Isle housing costs squeeze consumers
Honolulu consumers continued to feel the financial pinch during the second half of 2007 as higher housing costs left the inflation rate little changed from the first six months, and prices overall up 4.8 percent for the year.
That put the price of living in paradise far above the nation as a whole -- which saw prices rise 2.8 percent from 2006 -- according to data released yesterday by the Bureau of Labor Statistics of the U.S. Department of Labor.
Honolulu consumer prices, which rose 5 percent year over year during the first six months, barely slowed during the second half of the year and were up 4.8 percent, identical to the full-year figure.
Housing, defined as rent or equivalent payments on a primary residence, household fuels and utilities, and furnishings and maintenance, rose 7.2 percent in 2007 from a year earlier. Rent alone jumped 8.1 percent. The housing index makes up 45.2 percent of the total weight of the index.
"I would hesitate to call (the 4.8 percent second-half number) a deceleration (from the first half of 2007)," said Amar Mann, regional economist for the BLS. "That's still an above-average level relative to the rest of the country."
Nationwide, housing rose 3.1 percent in 2007 over the previous year while the subcategory rent rose 4.3 percent.
Mann noted, though, that Honolulu fared better than the nation in energy costs when household energy and automobile fuel are combined.
"Energy costs did start to rise in the second half of 2007, but if you look at the whole year, it was only a 3.6 percent increase in Honolulu compared with the U.S. average, which was close to 19 percent," he said.
Honolulu's inflation, which was below 2 percent from 1996 through 2002, began to rise in 2003 when it hit 2.3 percent. It then climbed to 3.3 percent in 2004, 3.8 percent in 2005 and 5.9 percent in 2006, its highest level since 7.2 percent in 1991.
Hawaii economists had been expecting inflation to slow in 2007 from the previous year, with forecasts ranging from 4.5 percent to 5 percent.
The state Department of Business, Economic Development and Tourism was at the low end, with a forecast of 4.5 percent. Bank of Hawaii econmist Paul Brewbaker had projected 4.6 percent. Professors Carl Bonham and Byron Gangnes of the University of Hawaii Economic Research Organization, or UHERO, was at 5.0 percent, as was First Hawaiian Bank consultant Leroy Laney, a professor of economics and finance at Hawaii Pacific University.
Laney said he wasn't much surprised by the new data, and noted that the number still remains high because of the lofty level of home prices in Hawaii in 2004 and 2005. Even though the housing index doesn't measure sales prices of homes, it does measure rent and what homeowners say they would charge for rent if they were seeking tenants.

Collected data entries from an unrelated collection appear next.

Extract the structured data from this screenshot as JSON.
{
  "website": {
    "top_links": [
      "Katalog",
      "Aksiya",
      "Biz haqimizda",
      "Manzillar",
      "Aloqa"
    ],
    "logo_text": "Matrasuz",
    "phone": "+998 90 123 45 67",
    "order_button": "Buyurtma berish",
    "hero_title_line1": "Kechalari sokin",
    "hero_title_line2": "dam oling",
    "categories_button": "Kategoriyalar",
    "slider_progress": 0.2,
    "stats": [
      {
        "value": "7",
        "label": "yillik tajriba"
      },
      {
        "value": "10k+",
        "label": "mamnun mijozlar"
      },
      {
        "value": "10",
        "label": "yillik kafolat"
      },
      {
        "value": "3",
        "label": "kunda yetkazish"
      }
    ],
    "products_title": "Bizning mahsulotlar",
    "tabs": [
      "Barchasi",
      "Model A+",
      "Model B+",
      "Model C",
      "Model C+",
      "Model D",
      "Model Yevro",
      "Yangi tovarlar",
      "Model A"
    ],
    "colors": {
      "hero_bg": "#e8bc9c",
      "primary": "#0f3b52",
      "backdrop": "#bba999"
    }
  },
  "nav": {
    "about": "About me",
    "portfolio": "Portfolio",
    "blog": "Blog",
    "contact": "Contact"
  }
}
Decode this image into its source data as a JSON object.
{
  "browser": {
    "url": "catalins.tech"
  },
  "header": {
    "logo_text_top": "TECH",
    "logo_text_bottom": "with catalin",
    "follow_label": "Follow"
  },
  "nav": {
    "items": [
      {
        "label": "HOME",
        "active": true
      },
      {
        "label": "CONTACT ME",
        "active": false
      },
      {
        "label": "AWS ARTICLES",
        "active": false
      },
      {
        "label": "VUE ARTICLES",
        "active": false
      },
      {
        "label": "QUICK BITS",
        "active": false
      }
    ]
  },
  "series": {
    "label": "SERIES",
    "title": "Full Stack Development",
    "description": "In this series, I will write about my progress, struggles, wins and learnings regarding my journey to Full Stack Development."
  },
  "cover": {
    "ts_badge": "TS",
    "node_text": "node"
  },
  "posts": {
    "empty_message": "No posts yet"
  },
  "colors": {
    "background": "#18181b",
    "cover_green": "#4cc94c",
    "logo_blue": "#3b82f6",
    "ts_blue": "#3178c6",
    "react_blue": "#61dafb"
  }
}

"The big run-up in home prices feeds into the index slowly," Laney said. "The last time we had this was back in the late 1980s and early 1990s, and it had a lag effect on inflation. The overall index in 2007 was about a percentage point lower than the previous year when it was 5.9 percent, and while it's still extraordinarily high, most of that is being moved by housing, so gradually it will probably slow down."
For 2008, Laney is calling for inflation to slow to 4 percent while Brewbaker, DBEDT and UHERO are forecasting a 3.8 percent year-over-year increase.
Laney said he agrees with some economists that the U.S. is "probably" in a recession, but added that "we can still avoid a recession here."
In the area of gasoline, where Honolulu has the highest price for regular in the nation at $3.35 a gallon, according to the most recent Lundberg Survey of 7,000 stations nationwide, prices in Honolulu rose 4.2 percent in 2007 over 2006. Nationwide, gas prices soared 8.2 percent.
In the broader transportation category, which includes gas, new and used vehicles, motor vehicle parts and equipment, maintenance, motor vehicle fees and public transportation, the index rose 1.4 percent in 2007 compared with a 2.1 percent increase nationally. Transportation makes up 17.5 percent of the overall Honolulu index.
Food and beverage costs rose 5.5 percent for the year, higher than the 3.9 percent nationally, as nationwide grocery prices rose at the highest rate in 17 years. Food and beverages comprise 15.7 percent of the overall Honolulu index and includes both food eaten at home and at restaurants.
In other categories, apparel fell 0.2 percent, recreation rose 1.5 percent, education and communication was unchanged and other goods and services rose 4.6 percent.
Honolulu consumer prices
Federal data shows that inflation in Honolulu last year remained high, but eased from 2006's 5.9 percent, which was the highest since the early 1980s.